I create this thread in connection with Is the following language $L$ regular?
I would like to show you why I dont understand where I am wrong.
I would like to ask question:
$p$ - length of pumping lemma.
If $L$ is regular then exists $p$ for every word $s\in L$ such that $|s|\ge p$ there is partition of word $s=xyz$ meet expactations:
$(1)\forall_{i\ge 0} xy^iz\in L$
$(2)|y| > 0$
$(3)|xy|\le p$
And now fragment of solution from book:
Show that $\{w|\#_1(w)=\#_0(w)\}$ is irregular. (# denotes count).
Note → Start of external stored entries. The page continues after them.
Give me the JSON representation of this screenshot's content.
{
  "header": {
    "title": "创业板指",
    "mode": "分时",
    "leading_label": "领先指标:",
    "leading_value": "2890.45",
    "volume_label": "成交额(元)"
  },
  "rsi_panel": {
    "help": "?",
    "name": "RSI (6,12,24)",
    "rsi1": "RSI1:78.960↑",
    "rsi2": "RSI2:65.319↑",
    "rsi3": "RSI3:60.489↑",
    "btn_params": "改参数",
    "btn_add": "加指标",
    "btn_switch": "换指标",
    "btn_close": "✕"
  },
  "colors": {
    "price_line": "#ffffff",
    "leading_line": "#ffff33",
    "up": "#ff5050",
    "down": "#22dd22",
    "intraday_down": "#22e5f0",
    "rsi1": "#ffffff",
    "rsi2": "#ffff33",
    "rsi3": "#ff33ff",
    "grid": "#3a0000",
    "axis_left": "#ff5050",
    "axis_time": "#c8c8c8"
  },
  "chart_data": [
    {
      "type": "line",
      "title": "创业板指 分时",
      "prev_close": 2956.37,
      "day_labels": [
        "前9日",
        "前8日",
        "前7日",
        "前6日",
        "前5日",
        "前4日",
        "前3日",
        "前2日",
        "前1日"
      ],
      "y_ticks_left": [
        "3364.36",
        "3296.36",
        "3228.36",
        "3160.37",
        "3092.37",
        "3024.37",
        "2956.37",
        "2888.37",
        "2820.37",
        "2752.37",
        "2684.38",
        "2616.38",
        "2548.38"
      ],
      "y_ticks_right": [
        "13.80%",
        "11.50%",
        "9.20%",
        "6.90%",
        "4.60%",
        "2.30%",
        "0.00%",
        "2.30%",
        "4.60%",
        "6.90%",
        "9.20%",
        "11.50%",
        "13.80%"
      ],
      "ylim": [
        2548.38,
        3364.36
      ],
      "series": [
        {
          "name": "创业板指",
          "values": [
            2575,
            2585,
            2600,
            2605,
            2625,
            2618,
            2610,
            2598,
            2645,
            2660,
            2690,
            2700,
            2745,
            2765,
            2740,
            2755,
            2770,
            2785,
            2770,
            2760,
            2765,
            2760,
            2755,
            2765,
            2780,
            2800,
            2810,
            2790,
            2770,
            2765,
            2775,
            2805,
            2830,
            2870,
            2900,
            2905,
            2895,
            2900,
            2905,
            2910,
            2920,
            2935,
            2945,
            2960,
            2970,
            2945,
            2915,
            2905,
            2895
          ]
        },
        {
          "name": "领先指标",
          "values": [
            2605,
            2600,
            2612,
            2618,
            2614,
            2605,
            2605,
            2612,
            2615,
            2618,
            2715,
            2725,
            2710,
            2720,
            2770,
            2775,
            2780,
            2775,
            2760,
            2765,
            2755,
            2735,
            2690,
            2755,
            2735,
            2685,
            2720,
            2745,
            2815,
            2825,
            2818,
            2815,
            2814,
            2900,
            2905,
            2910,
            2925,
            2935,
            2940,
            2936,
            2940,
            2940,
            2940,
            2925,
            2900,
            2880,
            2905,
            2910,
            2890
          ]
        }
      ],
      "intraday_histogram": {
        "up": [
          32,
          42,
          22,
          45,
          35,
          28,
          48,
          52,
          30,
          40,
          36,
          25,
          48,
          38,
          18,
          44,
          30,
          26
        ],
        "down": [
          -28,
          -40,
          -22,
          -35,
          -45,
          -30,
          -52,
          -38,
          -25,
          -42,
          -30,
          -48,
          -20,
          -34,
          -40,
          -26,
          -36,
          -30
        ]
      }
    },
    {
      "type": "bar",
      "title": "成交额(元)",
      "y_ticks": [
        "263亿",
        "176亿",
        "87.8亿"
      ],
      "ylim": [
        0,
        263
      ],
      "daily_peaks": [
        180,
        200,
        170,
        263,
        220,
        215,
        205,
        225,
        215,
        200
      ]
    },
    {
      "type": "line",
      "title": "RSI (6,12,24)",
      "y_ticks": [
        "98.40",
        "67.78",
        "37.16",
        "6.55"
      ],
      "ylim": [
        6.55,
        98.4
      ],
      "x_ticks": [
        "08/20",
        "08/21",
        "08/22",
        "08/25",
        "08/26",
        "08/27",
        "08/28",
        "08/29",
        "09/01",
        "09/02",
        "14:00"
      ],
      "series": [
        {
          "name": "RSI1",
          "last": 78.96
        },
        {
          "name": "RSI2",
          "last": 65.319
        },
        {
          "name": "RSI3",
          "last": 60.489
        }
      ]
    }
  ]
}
Given $s=0^p1^p$. We may say that (thanks to (3)) $y$ contains only 0s.
And analogically, $L=\{ww^Rv\mid v,w\in \{a,b\}^+\}$ I say that for $s=a^pb(a^pb)^Rv=xyz$.
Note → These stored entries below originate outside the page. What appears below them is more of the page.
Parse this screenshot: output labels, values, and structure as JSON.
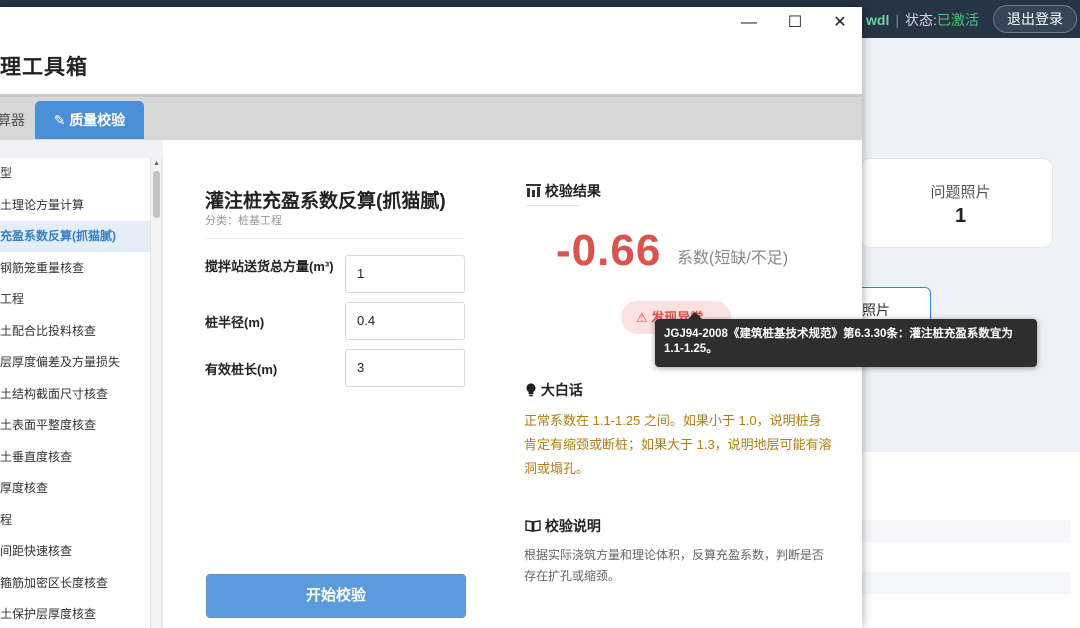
{
  "background": {
    "username": "wdl",
    "separator": "|",
    "status_label": "状态:",
    "status_value": "已激活",
    "logout_label": "退出登录",
    "photo_card_label": "问题照片",
    "photo_card_count": "1",
    "photo_button_label": "照片"
  },
  "window": {
    "minimize_glyph": "—",
    "maximize_glyph": "☐",
    "close_glyph": "✕",
    "title": "理工具箱"
  },
  "tabs": [
    {
      "label": "算器"
    },
    {
      "label": "质量校验",
      "icon": "pencil-icon",
      "icon_glyph": "✎"
    }
  ],
  "sidebar": {
    "items": [
      {
        "label": "型",
        "active": false
      },
      {
        "label": "土理论方量计算",
        "active": false
      },
      {
        "label": "充盈系数反算(抓猫腻)",
        "active": true
      },
      {
        "label": "钢筋笼重量核查",
        "active": false
      },
      {
        "label": "工程",
        "active": false
      },
      {
        "label": "土配合比投料核查",
        "active": false
      },
      {
        "label": "层厚度偏差及方量损失",
        "active": false
      },
      {
        "label": "土结构截面尺寸核查",
        "active": false
      },
      {
        "label": "土表面平整度核查",
        "active": false
      },
      {
        "label": "土垂直度核查",
        "active": false
      },
      {
        "label": "厚度核查",
        "active": false
      },
      {
        "label": "程",
        "active": false
      },
      {
        "label": "间距快速核查",
        "active": false
      },
      {
        "label": "箍筋加密区长度核查",
        "active": false
      },
      {
        "label": "土保护层厚度核查",
        "active": false
      }
    ]
  },
  "calculator": {
    "title": "灌注桩充盈系数反算(抓猫腻)",
    "category": "分类：桩基工程",
    "fields": [
      {
        "label": "搅拌站送货总方量(m³)",
        "value": "1"
      },
      {
        "label": "桩半径(m)",
        "value": "0.4"
      },
      {
        "label": "有效桩长(m)",
        "value": "3"
      }
    ],
    "start_button": "开始校验"
  },
  "result": {
    "header_icon": "chart-icon",
    "header": "校验结果",
    "value": "-0.66",
    "unit_text": "系数(短缺/不足)",
    "badge": "⚠ 发现异常",
    "tooltip": "JGJ94-2008《建筑桩基技术规范》第6.3.30条：灌注桩充盈系数宜为1.1-1.25。",
    "plain_talk_icon": "bulb-icon",
    "plain_talk_title": "大白话",
    "plain_talk_text": "正常系数在 1.1-1.25 之间。如果小于 1.0，说明桩身肯定有缩颈或断桩；如果大于 1.3，说明地层可能有溶洞或塌孔。",
    "note_icon": "book-icon",
    "note_title": "校验说明",
    "note_text": "根据实际浇筑方量和理论体积，反算充盈系数，判断是否存在扩孔或缩颈。"
  },
  "colors": {
    "accent": "#4a90d9",
    "danger": "#d9534f",
    "warning_text": "#b07d14",
    "status_ok": "#48c774"
  }
}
Then $y$ contains only symbols $xy^2z=a^{p+k}b(a^pb)^Rv$. And now you see that $a^{p+k}b(a^pb)^R\notin L$ (because it is not palindrom).
Where am I wrong ? Pay attention to the fact I do analogically to book.
Edit
$X\cap L = Z$
if $Z$ is irregular then $X$ or $L$ is irregular.
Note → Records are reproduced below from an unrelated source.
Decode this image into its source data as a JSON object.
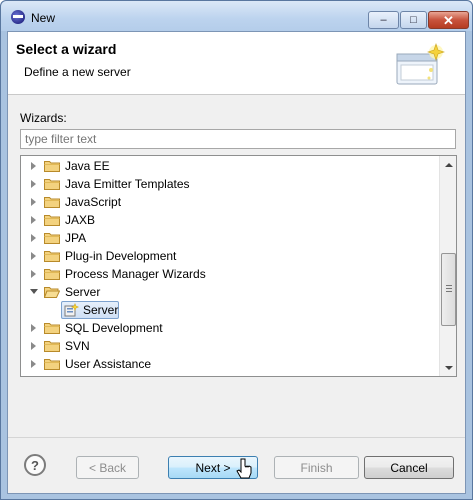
{
  "window": {
    "title": "New",
    "controls": {
      "minimize": "‒",
      "maximize": "□",
      "close": "✕"
    }
  },
  "header": {
    "title": "Select a wizard",
    "description": "Define a new server",
    "banner_icon": "new-wizard-banner-icon"
  },
  "wizards": {
    "label": "Wizards:",
    "filter_placeholder": "type filter text",
    "tree": [
      {
        "label": "Java EE",
        "expanded": false
      },
      {
        "label": "Java Emitter Templates",
        "expanded": false
      },
      {
        "label": "JavaScript",
        "expanded": false
      },
      {
        "label": "JAXB",
        "expanded": false
      },
      {
        "label": "JPA",
        "expanded": false
      },
      {
        "label": "Plug-in Development",
        "expanded": false
      },
      {
        "label": "Process Manager Wizards",
        "expanded": false
      },
      {
        "label": "Server",
        "expanded": true,
        "children": [
          {
            "label": "Server",
            "selected": true
          }
        ]
      },
      {
        "label": "SQL Development",
        "expanded": false
      },
      {
        "label": "SVN",
        "expanded": false
      },
      {
        "label": "User Assistance",
        "expanded": false
      }
    ]
  },
  "footer": {
    "help": "?",
    "back": "< Back",
    "next": "Next >",
    "finish": "Finish",
    "cancel": "Cancel"
  },
  "colors": {
    "folder": "#e8c36a",
    "selection": "#cfe0f5",
    "next_button_border": "#3c7fb1"
  }
}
Let $X=(ab)^+(ba)^+$ is regular.
$X\cap L = Z = \{(ab)^n(ba)^k| k > n\} $
Because of fact that $Z$ is irregular and $X$ is regular then $L$ is irregular.
Your mistake is in thinking that $a^{p+k}b(a^pb)^R\notin L$. In fact this word is in $L$. To see this, let $w=a$ and $v=a^{p+k-2}b(a^pb)^R$; then $a^{p+k}b(a^pb)^R=ww^Rv$, so $a^{p+k}b(a^pb)^R\in L$. Every word that begins with two identical letters is in $L$.